The political temperature in the Barbados Labour Party (BLP) neck of the woods is starting to rise as it identifies candidates to run in the next general elections constitutionally due in 2018. It is not unusual for political parties to engage in tussles while negotiating the candidate selection process. Who can forget the dogfight that took place to replace then Henry Ford in Christ Church West and of recent the Maria Agard catfight that has seen the return of former representative William Duguid.
In the news recently veteran BLP candidate David Gill was defeated by rookie Marsha Caddle in St. Michael South Central. The result forced him to admit ”I done wid Mia”. In St. James South new comer Ronnie Yearwood appears to be the Mia anointed at the expense of BLP foot soldier Sandra Husbands. And there is St. Michael North West…
Clearly there is a BLP purge on the way and who can blame Mia? Why would she want Arthur’s disciples at her back?
The downside to the party system is that the democratic ideals to which its members aspire are often compromised in the interest of the leader of the party. Across the globe the party system has been failing. There is no better example than in the United States where the presidential race has been reduced to a reality show staring the greatest of them all Donald Trump and co star Hillary Clinton. The party system is located at the foundation of our democracy.

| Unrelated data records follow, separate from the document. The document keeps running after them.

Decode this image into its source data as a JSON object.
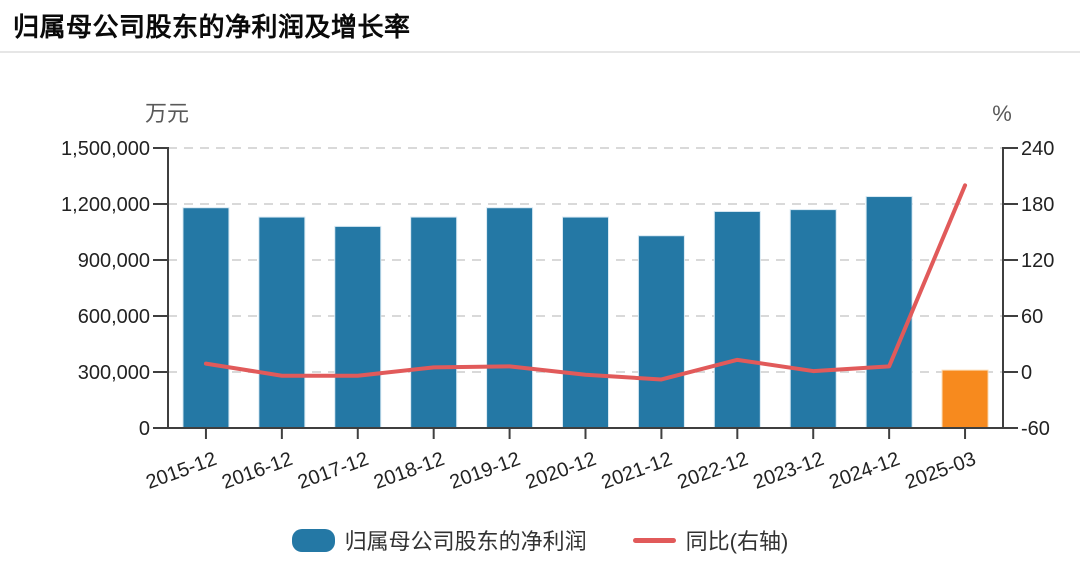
{
  "header": {
    "title": "归属母公司股东的净利润及增长率"
  },
  "chart_data": {
    "type": "bar+line",
    "title": "归属母公司股东的净利润及增长率",
    "categories": [
      "2015-12",
      "2016-12",
      "2017-12",
      "2018-12",
      "2019-12",
      "2020-12",
      "2021-12",
      "2022-12",
      "2023-12",
      "2024-12",
      "2025-03"
    ],
    "series": [
      {
        "name": "归属母公司股东的净利润",
        "type": "bar",
        "y_axis": "left",
        "unit": "万元",
        "color": "#2478a5",
        "highlight": {
          "index": 10,
          "color": "#f78a1e"
        },
        "values": [
          1180000,
          1130000,
          1080000,
          1130000,
          1180000,
          1130000,
          1030000,
          1160000,
          1170000,
          1240000,
          310000
        ]
      },
      {
        "name": "同比(右轴)",
        "type": "line",
        "y_axis": "right",
        "unit": "%",
        "color": "#e15a5a",
        "values": [
          9,
          -4,
          -4,
          5,
          6,
          -3,
          -8,
          13,
          1,
          6,
          200
        ]
      }
    ],
    "left_axis": {
      "unit": "万元",
      "min": 0,
      "max": 1500000,
      "tick_values": [
        0,
        300000,
        600000,
        900000,
        1200000,
        1500000
      ],
      "tick_labels": [
        "0",
        "300,000",
        "600,000",
        "900,000",
        "1,200,000",
        "1,500,000"
      ]
    },
    "right_axis": {
      "unit": "%",
      "min": -60,
      "max": 240,
      "tick_values": [
        -60,
        0,
        60,
        120,
        180,
        240
      ],
      "tick_labels": [
        "-60",
        "0",
        "60",
        "120",
        "180",
        "240"
      ]
    },
    "grid": "horizontal-dashed",
    "legend_position": "bottom"
  },
  "legend": {
    "items": [
      {
        "label": "归属母公司股东的净利润",
        "swatch": "bar",
        "color": "#2478a5"
      },
      {
        "label": "同比(右轴)",
        "swatch": "line",
        "color": "#e15a5a"
      }
    ]
  },
  "colors": {
    "bar": "#2478a5",
    "bar_highlight": "#f78a1e",
    "bar_edge": "#d8e9f3",
    "bar_highlight_edge": "#fbdcb4",
    "line": "#e15a5a",
    "axis": "#3f3f3f",
    "grid": "#d9d9d9",
    "divider": "#e6e6e6",
    "title_text": "#0a0a0a",
    "tick_text": "#222222",
    "unit_text": "#595959",
    "legend_text": "#333333"
  }
}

It is scary to observe how those with influence are able to easily influence many who offer to serve.
The BU household is of the view the best representative of a constituency should be a person with an enviable track record of public service. And it should be considered an asset if said person was born and or raised in the constituency they have offered to represent. How do we ring-fence the representative from those who are able to command limitless resources. Denis Lowe and billionaire Peter Allard comes to mind.
An example of influence is the ease with which political aspirants have been able to secure contracts to propagate their agenda in the print and broadcast media.